These examples have been mostly in situations with multiple shared users of a server or other situations where the presence of one or more OpenClaw instances is known. It’s not a likely scenario with one OpenClaw on a private computer with the safeguards I noted.
One possible scenario coming to my mind:
- LLMs are quite good at detecting unknown security vulnerabilities according to a recent study
- OpenClaw requires basically unlimited access and is able to write code
Now a prompt injection might be sufficient to break out of the container or sandbox and to gain higher privileges. And I’m sure that people with sufficient criminal energy investigate or maybe even already use this in much more sophisticated ways.
But of course the most common security concerns are currently just insecure setups or skills.
I think that’s a good summary.
The cases we read about are researchers pushing OpenClaw to the extreme - just like there have been stories about ChatGPT recommending someone commit suicide. That is not going to stop me from using ChatGPT or letting my kids use it.

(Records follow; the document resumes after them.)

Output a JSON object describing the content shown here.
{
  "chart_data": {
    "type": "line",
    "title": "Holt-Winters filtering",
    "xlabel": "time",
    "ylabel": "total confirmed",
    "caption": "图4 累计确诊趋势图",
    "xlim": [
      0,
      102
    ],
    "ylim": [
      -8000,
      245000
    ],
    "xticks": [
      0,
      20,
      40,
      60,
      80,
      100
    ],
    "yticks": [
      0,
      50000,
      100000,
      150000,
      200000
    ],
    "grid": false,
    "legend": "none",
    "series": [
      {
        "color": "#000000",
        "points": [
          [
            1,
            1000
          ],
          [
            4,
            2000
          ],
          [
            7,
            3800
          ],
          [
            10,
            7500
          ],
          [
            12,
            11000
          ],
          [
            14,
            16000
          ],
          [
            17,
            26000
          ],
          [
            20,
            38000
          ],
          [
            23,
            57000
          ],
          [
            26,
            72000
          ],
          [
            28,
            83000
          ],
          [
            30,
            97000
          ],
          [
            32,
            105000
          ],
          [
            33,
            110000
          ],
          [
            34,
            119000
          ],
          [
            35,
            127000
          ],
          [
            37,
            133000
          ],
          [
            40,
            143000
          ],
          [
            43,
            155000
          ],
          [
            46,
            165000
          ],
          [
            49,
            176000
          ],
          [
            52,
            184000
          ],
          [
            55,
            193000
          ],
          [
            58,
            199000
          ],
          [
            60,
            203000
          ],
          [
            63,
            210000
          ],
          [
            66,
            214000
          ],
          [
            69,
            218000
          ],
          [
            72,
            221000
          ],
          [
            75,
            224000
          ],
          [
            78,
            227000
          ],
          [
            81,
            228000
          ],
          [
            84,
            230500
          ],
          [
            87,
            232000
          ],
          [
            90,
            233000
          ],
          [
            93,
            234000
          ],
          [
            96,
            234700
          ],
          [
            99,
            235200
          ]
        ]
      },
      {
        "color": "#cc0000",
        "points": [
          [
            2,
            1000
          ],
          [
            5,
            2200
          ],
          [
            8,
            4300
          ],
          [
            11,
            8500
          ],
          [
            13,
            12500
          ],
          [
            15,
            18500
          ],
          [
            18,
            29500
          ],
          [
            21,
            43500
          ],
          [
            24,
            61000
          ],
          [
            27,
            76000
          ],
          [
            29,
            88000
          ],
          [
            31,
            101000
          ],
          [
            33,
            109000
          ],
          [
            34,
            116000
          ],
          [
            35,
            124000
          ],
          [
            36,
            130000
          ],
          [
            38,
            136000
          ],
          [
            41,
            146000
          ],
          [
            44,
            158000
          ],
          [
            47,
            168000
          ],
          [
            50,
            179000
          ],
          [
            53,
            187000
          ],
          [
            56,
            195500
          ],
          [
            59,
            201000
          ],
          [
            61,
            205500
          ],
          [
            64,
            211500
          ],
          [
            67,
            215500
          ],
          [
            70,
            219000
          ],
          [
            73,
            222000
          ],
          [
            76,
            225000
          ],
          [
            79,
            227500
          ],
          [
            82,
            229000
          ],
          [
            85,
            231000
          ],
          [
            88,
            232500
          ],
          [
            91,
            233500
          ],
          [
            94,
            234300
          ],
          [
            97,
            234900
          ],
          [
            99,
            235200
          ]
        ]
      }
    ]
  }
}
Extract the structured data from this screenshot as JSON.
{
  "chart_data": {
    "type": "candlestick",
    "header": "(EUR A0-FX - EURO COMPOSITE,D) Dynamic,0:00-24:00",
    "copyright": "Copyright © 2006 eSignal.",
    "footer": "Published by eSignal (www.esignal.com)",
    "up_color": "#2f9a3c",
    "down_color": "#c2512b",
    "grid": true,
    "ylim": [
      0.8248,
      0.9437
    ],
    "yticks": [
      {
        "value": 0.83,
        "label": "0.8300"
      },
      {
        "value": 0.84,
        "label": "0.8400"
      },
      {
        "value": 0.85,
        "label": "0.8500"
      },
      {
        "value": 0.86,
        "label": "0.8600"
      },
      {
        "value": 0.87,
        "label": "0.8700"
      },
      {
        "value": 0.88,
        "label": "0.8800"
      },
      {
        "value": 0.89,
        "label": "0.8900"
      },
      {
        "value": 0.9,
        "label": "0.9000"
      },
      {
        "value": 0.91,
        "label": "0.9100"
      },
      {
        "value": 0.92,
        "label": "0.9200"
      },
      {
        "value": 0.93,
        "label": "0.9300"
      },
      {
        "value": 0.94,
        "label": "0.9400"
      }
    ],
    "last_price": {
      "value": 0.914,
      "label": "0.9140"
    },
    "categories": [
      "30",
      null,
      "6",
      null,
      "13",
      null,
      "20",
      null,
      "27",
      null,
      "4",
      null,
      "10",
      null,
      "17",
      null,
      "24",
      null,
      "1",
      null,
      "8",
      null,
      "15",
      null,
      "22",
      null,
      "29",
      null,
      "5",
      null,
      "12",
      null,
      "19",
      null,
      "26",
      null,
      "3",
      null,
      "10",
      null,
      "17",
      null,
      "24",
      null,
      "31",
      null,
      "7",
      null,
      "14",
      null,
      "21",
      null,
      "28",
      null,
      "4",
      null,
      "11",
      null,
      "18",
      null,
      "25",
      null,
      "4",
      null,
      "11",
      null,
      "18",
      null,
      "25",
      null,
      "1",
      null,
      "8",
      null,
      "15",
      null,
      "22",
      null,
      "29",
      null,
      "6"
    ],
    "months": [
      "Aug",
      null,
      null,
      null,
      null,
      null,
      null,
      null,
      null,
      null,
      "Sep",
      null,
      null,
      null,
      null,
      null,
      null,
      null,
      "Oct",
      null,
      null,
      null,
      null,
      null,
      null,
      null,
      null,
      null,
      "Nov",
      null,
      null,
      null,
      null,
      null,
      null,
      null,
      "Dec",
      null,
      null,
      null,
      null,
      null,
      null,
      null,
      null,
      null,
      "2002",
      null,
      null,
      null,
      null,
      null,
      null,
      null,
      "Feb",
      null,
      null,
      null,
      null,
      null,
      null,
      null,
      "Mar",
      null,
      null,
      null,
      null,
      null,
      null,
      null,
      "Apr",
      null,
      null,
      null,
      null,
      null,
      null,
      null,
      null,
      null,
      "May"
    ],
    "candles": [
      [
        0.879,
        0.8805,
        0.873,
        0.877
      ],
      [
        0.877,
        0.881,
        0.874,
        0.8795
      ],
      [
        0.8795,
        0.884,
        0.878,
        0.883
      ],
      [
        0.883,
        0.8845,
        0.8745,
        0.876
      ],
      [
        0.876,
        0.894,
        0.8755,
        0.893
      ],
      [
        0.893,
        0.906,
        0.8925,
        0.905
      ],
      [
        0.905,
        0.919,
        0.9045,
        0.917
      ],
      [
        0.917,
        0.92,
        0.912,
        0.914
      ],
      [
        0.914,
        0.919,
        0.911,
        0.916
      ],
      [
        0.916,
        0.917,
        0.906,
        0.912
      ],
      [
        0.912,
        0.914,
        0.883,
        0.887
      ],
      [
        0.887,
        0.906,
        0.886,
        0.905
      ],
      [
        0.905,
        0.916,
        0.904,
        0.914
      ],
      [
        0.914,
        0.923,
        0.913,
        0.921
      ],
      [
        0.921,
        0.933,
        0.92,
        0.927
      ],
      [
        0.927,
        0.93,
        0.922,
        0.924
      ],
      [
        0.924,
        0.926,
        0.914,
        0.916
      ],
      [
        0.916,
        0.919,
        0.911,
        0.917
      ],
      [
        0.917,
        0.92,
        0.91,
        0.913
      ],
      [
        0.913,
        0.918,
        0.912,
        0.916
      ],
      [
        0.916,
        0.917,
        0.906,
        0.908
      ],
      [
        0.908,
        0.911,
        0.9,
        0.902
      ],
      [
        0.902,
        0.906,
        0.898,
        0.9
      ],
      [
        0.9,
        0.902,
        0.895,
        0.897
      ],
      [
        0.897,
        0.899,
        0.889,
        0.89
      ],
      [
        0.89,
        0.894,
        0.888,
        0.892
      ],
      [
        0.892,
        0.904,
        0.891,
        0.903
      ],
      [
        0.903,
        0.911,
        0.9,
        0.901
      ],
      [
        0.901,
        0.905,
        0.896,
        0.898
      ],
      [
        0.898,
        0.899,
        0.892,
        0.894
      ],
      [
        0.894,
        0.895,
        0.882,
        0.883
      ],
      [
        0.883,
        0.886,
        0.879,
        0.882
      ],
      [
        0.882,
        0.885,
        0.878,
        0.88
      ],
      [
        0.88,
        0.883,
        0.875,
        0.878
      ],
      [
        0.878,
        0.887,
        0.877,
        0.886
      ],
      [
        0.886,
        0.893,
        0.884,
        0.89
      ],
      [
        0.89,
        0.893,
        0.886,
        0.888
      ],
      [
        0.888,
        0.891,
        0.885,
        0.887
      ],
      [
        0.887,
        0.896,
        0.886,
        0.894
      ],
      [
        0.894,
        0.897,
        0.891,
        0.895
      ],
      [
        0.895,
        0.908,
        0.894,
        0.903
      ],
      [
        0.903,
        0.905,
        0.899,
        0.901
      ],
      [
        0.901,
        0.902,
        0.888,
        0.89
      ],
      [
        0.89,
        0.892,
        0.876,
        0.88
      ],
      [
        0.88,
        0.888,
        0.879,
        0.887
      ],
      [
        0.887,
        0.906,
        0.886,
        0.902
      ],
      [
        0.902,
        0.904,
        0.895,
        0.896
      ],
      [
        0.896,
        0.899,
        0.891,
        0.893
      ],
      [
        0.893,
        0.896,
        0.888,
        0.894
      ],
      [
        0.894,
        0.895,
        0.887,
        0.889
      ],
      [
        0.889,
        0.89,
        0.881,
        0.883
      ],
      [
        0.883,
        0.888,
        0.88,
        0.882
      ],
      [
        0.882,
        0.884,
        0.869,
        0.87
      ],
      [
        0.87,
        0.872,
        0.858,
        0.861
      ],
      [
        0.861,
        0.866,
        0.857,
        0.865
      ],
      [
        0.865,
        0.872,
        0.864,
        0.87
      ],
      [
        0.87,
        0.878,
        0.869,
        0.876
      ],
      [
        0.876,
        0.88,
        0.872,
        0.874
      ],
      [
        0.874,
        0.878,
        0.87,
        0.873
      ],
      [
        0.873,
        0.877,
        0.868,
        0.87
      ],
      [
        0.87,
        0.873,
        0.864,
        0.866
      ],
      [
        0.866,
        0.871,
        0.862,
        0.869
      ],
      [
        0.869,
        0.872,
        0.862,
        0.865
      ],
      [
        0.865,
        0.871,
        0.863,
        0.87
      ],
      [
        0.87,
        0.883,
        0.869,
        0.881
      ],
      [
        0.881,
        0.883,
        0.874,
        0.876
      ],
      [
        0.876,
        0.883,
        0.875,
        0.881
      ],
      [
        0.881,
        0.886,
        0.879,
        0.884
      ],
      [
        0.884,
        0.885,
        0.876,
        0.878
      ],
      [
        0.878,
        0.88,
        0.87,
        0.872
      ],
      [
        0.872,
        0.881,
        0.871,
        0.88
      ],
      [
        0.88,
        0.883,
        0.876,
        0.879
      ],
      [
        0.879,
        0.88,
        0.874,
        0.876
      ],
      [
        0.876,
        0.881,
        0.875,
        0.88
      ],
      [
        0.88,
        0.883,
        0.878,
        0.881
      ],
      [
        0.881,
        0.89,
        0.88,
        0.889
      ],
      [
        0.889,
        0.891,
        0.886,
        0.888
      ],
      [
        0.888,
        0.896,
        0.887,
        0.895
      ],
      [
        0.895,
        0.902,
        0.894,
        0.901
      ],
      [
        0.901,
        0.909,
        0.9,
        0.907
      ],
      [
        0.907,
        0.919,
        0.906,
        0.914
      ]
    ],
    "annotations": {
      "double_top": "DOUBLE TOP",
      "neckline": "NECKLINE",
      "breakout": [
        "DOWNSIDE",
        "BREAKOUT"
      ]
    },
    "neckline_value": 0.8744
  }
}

It is clearly true that OpenClaw needs more isolation from your personal filesystem than most apps - just like you childproof a house with young children. But at base OpenClaw is not malevolent software trying to break free and destroy the world. The verified bad outcomes from OpenClaw are almost all from people with clearly unsafe security configurations or who prompt it to do extreme autonomous tasks without reasonable supervision.
Another way to experiment with OpenClaw is a cloud host such as KiloClaw. For basic web research or Reminders independent of any private data this would eliminate most risk.
If you want to use Devonthink to archive its output you could give it access to one specific Dropbox folder and then index that folder in Devonthink.
That’s a pretty low-risk way to get a feel for what it can do before deciding whether to run it on your actual desktop.